You can't really see the scale of the mess, 
but notice the empty shelves—they're normally packed with toys.

I said, "I guess you want to spend a lot of time cleaning up today." Child announced, "And I'm not even going to clean it. You. Are." And the child looked me straight in the eyes.

I got out trash bags in the kitchen and said, "I can help you clean up the mess, or I can get rid of everything." 

Child responded: "throw it all away." With that response, I went back into the playroom and started putting everything in the bags. Child came in and started playing with some toys. I said, "You can't play with those; you told me to throw it all away." Child said, "I'm going to play with them, and then I'll help you decide what we'll keep and what we'll get rid of." I said, "I'm sorry, but it doesn't work that way. You can't make a huge mess and then just play. We can clean it up together and then you can play, but you cannot play before cleaning." 

We went back and forth for a while, child insisting the child could play now and clean later and me arguing that the child had to clean now and play later. The child begging me to make a deal and me refusing to agree to the child's deal thinking that my offer to help clean was already generous enough.

And through it all, in the back of my head, I was running an internal debate—doubting myself. What am I doing? Am I trying to break the child's will? Do I just need to be right? Does it really matter whether the child plays now or later as long as the child puts the toys away eventually? Why am I fighting with the child? For what am I fighting? Do I just want a subservient child? I want an obedient child who is also an independent thinker—is that even possible??

Despite my doubts, I continued to press my position. The child started walking away with some toys. I detained the child and pried the toys out of the child's hand. I picked up the child, trying to calm the child down. I was rocking the child back and forth, but it didn't work; the child became more and more mad.

The child was hurting me and hitting me and kicking me. My anger levels were rising, and I was desperate to control my inner beast. I carried the child up the stairs to the child's bedroom. I told the child that the child's options were to color or play dress up or play with stuffed animals or lie down or look at a book—anything to calm down in the bedroom.
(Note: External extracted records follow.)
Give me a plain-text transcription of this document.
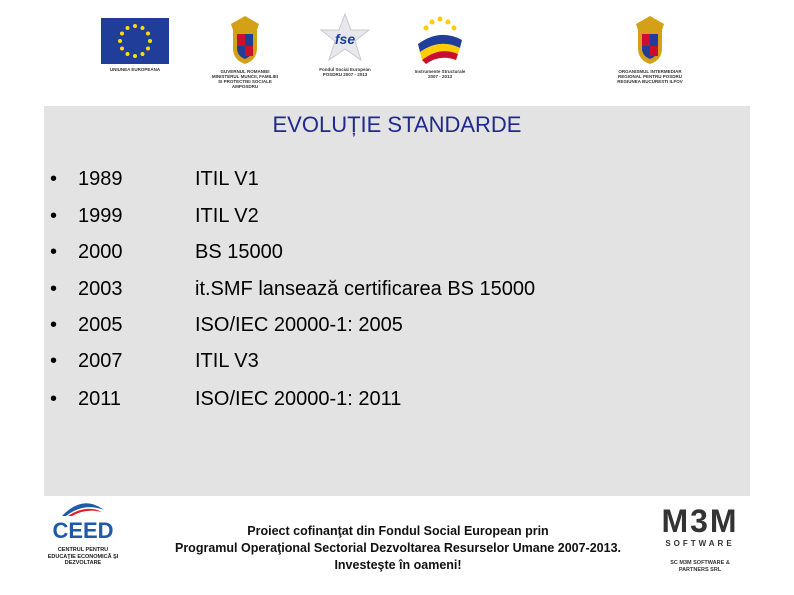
UNIUNEA EUROPEANA	GUVERNUL ROMANIEI
MINISTERUL MUNCII, FAMILIEI
SI PROTECTIEI SOCIALE
AMPOSDRU
fse
Fondul Social European
POSDRU 2007 - 2013
Instrumente Structurale
2007 - 2013
ORGANISMUL INTERMEDIAR
REGIONAL PENTRU POSDRU
REGIUNEA BUCURESTI ILFOV
EVOLUȚIE STANDARDE
• 1989	ITIL V1
• 1999	ITIL V2
• 2000	BS 15000
• 2003	it.SMF lansează certificarea BS 15000
• 2005	ISO/IEC 20000-1: 2005
• 2007	ITIL V3
• 2011	ISO/IEC 20000-1: 2011
CEED
CENTRUL PENTRU
EDUCAŢIE ECONOMICĂ ŞI
DEZVOLTARE
Proiect cofinanţat din Fondul Social European prin
Programul Operaţional Sectorial Dezvoltarea Resurselor Umane 2007-2013.
Investeşte în oameni!
M3M
SOFTWARE
SC M3M SOFTWARE &
PARTNERS SRL
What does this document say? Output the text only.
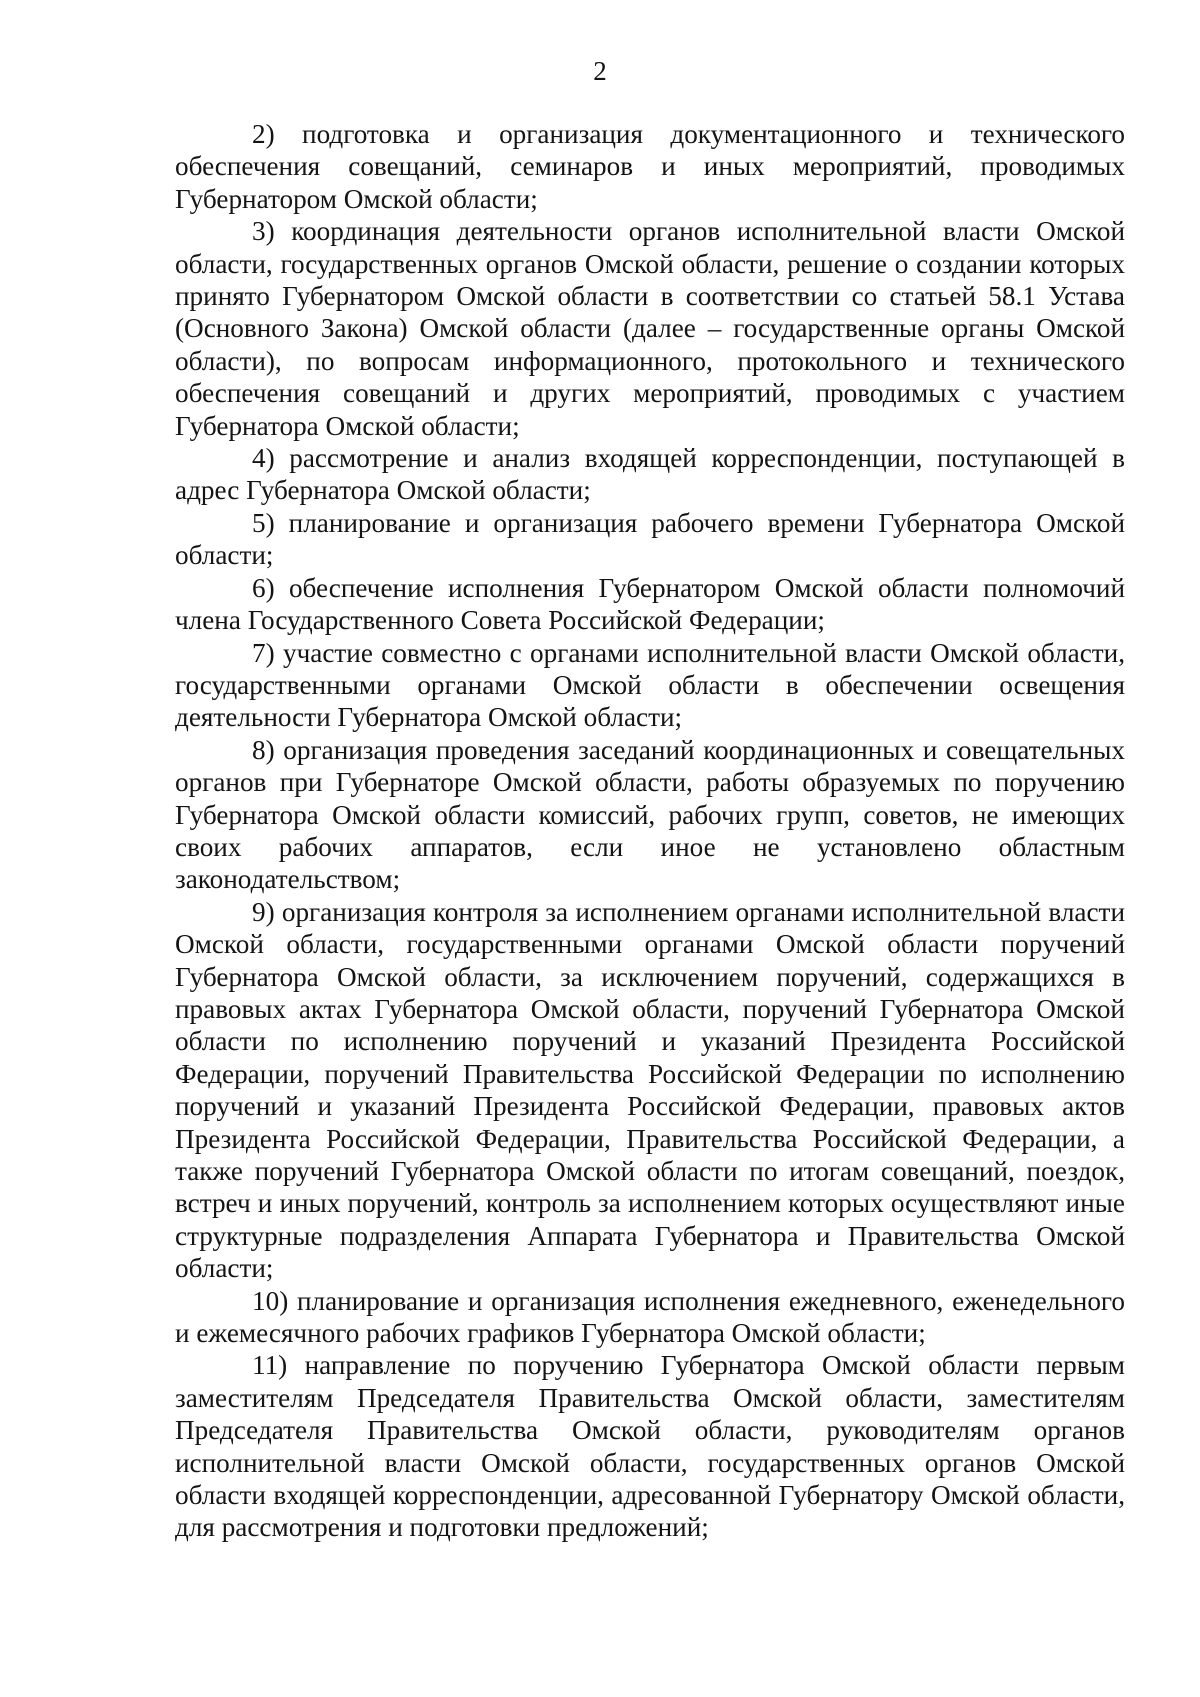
2

2) подготовка и организация документационного и технического обеспечения совещаний, семинаров и иных мероприятий, проводимых Губернатором Омской области;

3) координация деятельности органов исполнительной власти Омской области, государственных органов Омской области, решение о создании которых принято Губернатором Омской области в соответствии со статьей 58.1 Устава (Основного Закона) Омской области (далее – государственные органы Омской области), по вопросам информационного, протокольного и технического обеспечения совещаний и других мероприятий, проводимых с участием Губернатора Омской области;

4) рассмотрение и анализ входящей корреспонденции, поступающей в адрес Губернатора Омской области;

5) планирование и организация рабочего времени Губернатора Омской области;

6) обеспечение исполнения Губернатором Омской области полномочий члена Государственного Совета Российской Федерации;

7) участие совместно с органами исполнительной власти Омской области, государственными органами Омской области в обеспечении освещения деятельности Губернатора Омской области;

8) организация проведения заседаний координационных и совещательных органов при Губернаторе Омской области, работы образуемых по поручению Губернатора Омской области комиссий, рабочих групп, советов, не имеющих своих рабочих аппаратов, если иное не установлено областным законодательством;

9) организация контроля за исполнением органами исполнительной власти Омской области, государственными органами Омской области поручений Губернатора Омской области, за исключением поручений, содержащихся в правовых актах Губернатора Омской области, поручений Губернатора Омской области по исполнению поручений и указаний Президента Российской Федерации, поручений Правительства Российской Федерации по исполнению поручений и указаний Президента Российской Федерации, правовых актов Президента Российской Федерации, Правительства Российской Федерации, а также поручений Губернатора Омской области по итогам совещаний, поездок, встреч и иных поручений, контроль за исполнением которых осуществляют иные структурные подразделения Аппарата Губернатора и Правительства Омской области;

10) планирование и организация исполнения ежедневного, еженедельного и ежемесячного рабочих графиков Губернатора Омской области;

11) направление по поручению Губернатора Омской области первым заместителям Председателя Правительства Омской области, заместителям Председателя Правительства Омской области, руководителям органов исполнительной власти Омской области, государственных органов Омской области входящей корреспонденции, адресованной Губернатору Омской области, для рассмотрения и подготовки предложений;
I closed the door and heard the sound of items being thrown across the room. I was so angry. I was so, so angry at this point. I wanted to spank and hit and throw. Basically, I wanted to have the tantrum I was trying to teach my child not to have. 

I went in and grabbed the child by the arms and said "I am trying so hard to not hurt you, but it seems like you're trying to get me to hurt you, but all I'm ever going to do is love you even though I really want to hit you right now." My child was screaming and thrashing in my arms. I carried my child to the bed and told this child that a new mess upstairs is unacceptable but I would unlock the iPhone if the child would like to listen to a story. For some reason that worked. 

The child is now lying on the bed quietly listening to a story, and I'm downstairs trying to figure out how the heck to raise this child to be strong and stubborn but not obstinate and rude. I'm trying to feel the Spirit but I don't know if I'm just screwing up my kids, and I wanted to be doing anything else but this this morning—I didn't want to be failing at raising my child. And I just feel defeated. I feel like my child won the battle because I have no idea what to do next.

Should I stick to my guns that the child has to clean it up?? Or should I follow through with my threat and put it in bags while the child is upstairs? I'm paralyzed in a mountain of toys.

So I do neither. I vacuum the crumbs that I've discovered in my couches now that the child had so thoughtfully removed all of the cushions. With the crumbs gone and the cushions returned to their rightful places, I sit down at a computer to write about my feelings.

And here I am.

Navigating this life as a mother, wanting more than anything to raise children who are confident, strong, hard working members of society. And wondering if all I am doing is screwing them up.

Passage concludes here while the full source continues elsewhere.